Viewers of his documentary on C4 on Tuesday would know he thinks the Pope has covered up child abuse crimes by Catholic priests in Europe and the US.
But I thought he probably went too far when he described how the Pope had “form” in covering up the past.
Surely, I asked him, the word “form” has a connotation of criminality – hadn’t he gone too far?
He pulled a face as if to say that is how he felt about the Pope.
Tatchell isn’t known nowadays to pull his punches.
Oliver Cox just wanted to give some more
THE venue was fitting: Lauderdale House in Highgate was packed at the weekend by friends and family of the late, great architect and artist Oliver Cox.
Those who came to honour his memory met in a building that he helped save for the public.
Oliver died in the Spring and among those at the memorial were film director Ken Loach, the British Library’s head of maps Peter Barber, the New Journal’s music critic Sebastian Taylor, architect Leonard Mennasseh and artist Liam Hanley.
Oliver had drawn up plans and pictures as well as lobbying for funds to save Lauderdale House for public in the 1970s.
The building had been devastated by a fire when it was under the ownership of the GLC and looked set to be sold off – until Oliver, backed by his wife Jean, a Labour councillor, helped run a campaign to safeguard its future.
Among those at the memorial was Jamaican architect Peter Francis.
Oliver and his wife Jean had a long relationship with the island, having helped build social housing there and also worked for many years on a project to rebuild the historic town of Port Royal.
Peter spoke of Oliver’s continuing dedication to projects in the Caribbean, long after he was supposed to have retired.
“Oliver got to work in earnest when he was meant to be slowing down – he gave 30 years of his retirement to helping people in Jamaica,” he told me.
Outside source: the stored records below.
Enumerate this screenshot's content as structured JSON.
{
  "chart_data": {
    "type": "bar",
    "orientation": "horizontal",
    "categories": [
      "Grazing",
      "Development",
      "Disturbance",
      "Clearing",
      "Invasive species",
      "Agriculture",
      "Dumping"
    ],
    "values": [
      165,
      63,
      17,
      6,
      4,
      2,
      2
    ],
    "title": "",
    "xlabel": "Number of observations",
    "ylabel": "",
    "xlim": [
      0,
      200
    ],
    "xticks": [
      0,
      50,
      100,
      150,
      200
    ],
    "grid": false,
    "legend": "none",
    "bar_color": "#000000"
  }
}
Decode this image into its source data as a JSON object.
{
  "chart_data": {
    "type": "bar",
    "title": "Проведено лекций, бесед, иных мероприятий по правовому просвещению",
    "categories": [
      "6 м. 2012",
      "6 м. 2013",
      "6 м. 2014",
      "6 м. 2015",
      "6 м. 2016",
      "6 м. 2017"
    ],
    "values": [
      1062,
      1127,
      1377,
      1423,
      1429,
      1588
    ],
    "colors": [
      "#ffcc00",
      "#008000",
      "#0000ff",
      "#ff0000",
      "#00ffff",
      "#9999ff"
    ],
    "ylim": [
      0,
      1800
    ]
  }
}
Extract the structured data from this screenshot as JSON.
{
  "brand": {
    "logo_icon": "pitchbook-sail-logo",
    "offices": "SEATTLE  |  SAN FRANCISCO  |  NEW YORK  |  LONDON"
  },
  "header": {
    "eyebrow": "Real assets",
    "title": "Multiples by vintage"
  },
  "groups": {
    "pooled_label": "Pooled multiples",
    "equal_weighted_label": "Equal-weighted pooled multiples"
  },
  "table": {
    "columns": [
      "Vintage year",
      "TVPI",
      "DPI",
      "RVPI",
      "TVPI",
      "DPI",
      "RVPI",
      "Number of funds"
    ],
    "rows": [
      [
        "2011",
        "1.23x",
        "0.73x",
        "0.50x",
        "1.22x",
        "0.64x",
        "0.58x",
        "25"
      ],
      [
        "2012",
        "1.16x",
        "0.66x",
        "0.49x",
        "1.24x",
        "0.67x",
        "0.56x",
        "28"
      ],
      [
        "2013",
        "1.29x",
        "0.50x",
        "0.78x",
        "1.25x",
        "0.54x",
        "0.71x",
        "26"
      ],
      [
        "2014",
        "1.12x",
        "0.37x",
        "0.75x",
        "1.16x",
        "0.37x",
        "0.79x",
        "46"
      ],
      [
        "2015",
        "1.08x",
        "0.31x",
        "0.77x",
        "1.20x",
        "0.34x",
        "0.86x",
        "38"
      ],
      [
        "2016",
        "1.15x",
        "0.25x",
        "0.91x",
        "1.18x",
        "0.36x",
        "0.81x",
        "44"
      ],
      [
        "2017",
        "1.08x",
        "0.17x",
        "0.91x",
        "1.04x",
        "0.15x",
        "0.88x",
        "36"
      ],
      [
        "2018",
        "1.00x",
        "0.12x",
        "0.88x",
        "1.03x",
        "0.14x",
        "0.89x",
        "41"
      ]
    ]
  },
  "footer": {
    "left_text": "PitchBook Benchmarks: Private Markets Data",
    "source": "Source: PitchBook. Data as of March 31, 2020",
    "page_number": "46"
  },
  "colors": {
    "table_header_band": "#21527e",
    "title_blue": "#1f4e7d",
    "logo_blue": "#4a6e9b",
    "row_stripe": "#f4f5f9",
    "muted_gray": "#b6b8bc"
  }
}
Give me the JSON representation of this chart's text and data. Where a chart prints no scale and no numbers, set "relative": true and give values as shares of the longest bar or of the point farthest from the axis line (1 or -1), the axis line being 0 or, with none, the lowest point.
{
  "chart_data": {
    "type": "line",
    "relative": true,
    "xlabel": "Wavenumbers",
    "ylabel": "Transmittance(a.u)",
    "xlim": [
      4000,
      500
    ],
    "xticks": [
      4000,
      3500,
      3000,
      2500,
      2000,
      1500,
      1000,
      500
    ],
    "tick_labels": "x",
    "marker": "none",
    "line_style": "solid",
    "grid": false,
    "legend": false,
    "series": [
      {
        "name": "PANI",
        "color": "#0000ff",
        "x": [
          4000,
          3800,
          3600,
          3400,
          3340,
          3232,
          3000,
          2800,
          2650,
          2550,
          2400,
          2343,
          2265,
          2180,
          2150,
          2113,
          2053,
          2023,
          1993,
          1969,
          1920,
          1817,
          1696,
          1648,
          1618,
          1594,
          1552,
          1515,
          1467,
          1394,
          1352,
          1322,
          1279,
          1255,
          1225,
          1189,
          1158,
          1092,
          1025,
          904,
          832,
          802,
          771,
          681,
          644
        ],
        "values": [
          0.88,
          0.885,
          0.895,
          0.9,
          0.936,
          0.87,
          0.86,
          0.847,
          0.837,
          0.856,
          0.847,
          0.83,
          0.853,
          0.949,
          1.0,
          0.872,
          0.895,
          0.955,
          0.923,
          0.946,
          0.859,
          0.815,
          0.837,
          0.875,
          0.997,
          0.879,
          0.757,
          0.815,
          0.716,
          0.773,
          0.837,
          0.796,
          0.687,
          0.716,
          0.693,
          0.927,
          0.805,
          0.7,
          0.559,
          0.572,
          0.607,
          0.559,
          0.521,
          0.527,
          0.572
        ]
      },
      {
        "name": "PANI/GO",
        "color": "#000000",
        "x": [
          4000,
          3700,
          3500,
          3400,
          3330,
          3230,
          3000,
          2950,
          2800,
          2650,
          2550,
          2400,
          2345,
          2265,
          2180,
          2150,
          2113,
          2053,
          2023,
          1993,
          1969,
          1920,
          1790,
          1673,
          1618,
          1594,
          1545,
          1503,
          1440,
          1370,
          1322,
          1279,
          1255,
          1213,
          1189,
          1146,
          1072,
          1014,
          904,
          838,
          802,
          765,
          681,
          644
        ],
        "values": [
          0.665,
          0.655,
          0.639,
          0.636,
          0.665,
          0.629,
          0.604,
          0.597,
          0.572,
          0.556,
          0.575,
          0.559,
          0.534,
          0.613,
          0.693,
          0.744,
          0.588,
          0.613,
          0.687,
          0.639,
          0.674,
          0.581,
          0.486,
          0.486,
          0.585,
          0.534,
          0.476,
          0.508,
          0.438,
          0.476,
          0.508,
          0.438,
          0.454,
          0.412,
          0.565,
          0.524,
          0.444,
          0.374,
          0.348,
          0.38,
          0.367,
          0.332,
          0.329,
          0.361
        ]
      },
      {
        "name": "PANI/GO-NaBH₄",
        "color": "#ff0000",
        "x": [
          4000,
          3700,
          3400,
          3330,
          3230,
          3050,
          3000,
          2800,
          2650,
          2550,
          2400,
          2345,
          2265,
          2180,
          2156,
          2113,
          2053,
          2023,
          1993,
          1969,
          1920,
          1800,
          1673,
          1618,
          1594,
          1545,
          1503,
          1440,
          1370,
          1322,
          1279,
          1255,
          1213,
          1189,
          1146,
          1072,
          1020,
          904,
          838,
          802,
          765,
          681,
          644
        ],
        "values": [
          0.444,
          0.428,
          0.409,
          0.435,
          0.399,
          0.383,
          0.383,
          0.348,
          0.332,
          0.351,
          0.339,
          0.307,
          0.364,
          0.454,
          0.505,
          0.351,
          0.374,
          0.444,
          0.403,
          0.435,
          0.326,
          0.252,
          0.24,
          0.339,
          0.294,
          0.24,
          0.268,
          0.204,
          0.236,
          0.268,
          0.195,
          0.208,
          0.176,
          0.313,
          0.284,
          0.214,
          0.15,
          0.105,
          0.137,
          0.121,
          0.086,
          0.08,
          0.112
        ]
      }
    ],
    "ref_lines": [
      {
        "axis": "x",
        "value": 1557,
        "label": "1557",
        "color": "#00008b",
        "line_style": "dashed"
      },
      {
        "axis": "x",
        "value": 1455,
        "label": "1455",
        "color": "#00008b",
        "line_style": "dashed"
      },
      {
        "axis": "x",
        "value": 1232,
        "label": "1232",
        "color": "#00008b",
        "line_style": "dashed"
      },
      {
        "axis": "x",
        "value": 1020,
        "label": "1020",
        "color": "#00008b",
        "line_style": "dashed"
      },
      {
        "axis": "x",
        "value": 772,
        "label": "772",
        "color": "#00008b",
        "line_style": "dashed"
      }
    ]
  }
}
Libyan’s latest bookshop down England’s Lane
STAFF toasted a new independent bookshop last night (Wednesday) with the resounding message that, despite the internet, the book is far from dead.
“A book is an intimate object you might hold for 30 hours several times in your life,” Graeme Estry, manager of England’s Lane Books, told me at the opening party for the Belsize Park shop.
The new store is a sibling of West End Lane Books in West Hampstead and Queen’s Park Books. The shops are owned by the Libyan Fergiani family, whose association with bookselling goes back to the 1940s. Mohammed Fergiani, now 87, ran a bookshop and publishing company in Tripoli before he moved to London in the 1970s because of repression by Gaddafi’s regime.
He made money in real estate but his son Ghassan told me books were his real love – and he revealed that the family were considering opening yet more independent bookshops in the area.
Rather than having a top-down ordering system, staff at the shops are given the freedom to buy in titles that interest them. “We know our stock,” said Graeme Estry. “That can’t be said for the big booksellers as they have such a high turnover of staff.”
The shop will host a series of events with writers, including readings by Gruffalo author Julia Donaldson on September 27 and Idler writer Tom Hodgkinson on October 7.